Roshie’s eyes narrowed in his brown, wrinkled face as he looked past his master to the marquess who was polishing his top hat on his cuff.

“Are ye no’ havin’ a bite o’ breakfast, my lord?”

“No,” said the earl with a shudder. “I couldn’t eat a thing.”

“Aye, weel, now. Wherevers ye’re going, you’ll be takin’ me.”

“No, Roshie. I shall not need you.”

Roshie began to strop the razor, looking as if he would like to slit the Marquess of Handley’s throat with it. As he often said afterwards, he knew that something bad was afoot.

Their footsteps echoed hollowly on the stone flags of the passage leading to the cells under the High Court.

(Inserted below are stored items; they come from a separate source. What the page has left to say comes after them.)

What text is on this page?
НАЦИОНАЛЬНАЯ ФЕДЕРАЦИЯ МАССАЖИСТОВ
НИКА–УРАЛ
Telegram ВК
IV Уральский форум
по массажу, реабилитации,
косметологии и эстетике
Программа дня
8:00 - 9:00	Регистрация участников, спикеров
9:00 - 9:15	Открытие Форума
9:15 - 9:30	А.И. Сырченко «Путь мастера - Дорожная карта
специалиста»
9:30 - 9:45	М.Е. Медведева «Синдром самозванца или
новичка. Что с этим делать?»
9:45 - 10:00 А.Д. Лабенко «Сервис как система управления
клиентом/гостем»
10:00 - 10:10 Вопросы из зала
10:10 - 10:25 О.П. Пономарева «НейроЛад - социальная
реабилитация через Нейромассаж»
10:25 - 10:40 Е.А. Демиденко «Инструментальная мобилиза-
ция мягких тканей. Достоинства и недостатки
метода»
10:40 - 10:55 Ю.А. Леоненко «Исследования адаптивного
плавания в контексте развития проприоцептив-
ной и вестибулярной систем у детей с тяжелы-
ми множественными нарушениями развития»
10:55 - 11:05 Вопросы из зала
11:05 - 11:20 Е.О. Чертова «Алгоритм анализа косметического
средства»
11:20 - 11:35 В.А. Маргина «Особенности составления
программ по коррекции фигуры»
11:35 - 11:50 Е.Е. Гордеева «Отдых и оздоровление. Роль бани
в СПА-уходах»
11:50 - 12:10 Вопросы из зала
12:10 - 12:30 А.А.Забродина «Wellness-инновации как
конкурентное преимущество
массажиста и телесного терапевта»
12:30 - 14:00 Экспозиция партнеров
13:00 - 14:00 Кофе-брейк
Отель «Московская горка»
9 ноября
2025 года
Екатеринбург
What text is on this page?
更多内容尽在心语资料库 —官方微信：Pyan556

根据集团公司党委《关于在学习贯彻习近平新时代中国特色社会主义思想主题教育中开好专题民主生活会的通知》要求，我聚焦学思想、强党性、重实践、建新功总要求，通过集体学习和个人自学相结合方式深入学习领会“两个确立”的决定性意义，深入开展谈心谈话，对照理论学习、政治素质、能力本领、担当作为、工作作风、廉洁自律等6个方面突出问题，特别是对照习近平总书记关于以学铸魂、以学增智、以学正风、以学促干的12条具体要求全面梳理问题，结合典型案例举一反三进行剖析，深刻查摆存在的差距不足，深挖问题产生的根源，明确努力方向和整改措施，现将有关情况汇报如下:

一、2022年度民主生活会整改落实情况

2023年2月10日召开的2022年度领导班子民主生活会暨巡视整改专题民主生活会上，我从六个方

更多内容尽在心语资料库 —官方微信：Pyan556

The earl felt ill. Everything seemed divorced from reality. The marquess walked in front of him, and Mr. Byles, the Sheriff of Inverness, behind. He felt as if he had just been arrested.

The day outside was black and foggy. Mr. Byles reflected sourly on the morning’s proceedings in court. He felt he would like to strangle Flora Meikle, the Macleods’ housekeeper.

Flora obviously believed in telling the whole truth and nothing but the truth, so that when asked if there had been anything in her mistress’s manner which would lead the housekeeper to believe that she could be capable of murder, the grim Flora sniffed and said she considered most people capable of murder, somehow, thereby giving the impression that she believed her mistress guilty but was loyally begging the question. Asked if Mrs. Macleod had made tea for her husband herself, Flora had replied, “Yes, certainly, but she did not put anything in it.” But when asked if she had seen Mrs. Macleod make the tea and carry it in to her husband, Flora had again sniffed and remarked sourly that she had more to do with her time. Every inch of her rigid being emanated loyalty to Maggie Macleod, but it was a loyalty
which contained no personal warmth. It was the loyalty of a good servant who prided herself on always behaving as a good servant should. She had made a most unsympathetic witness.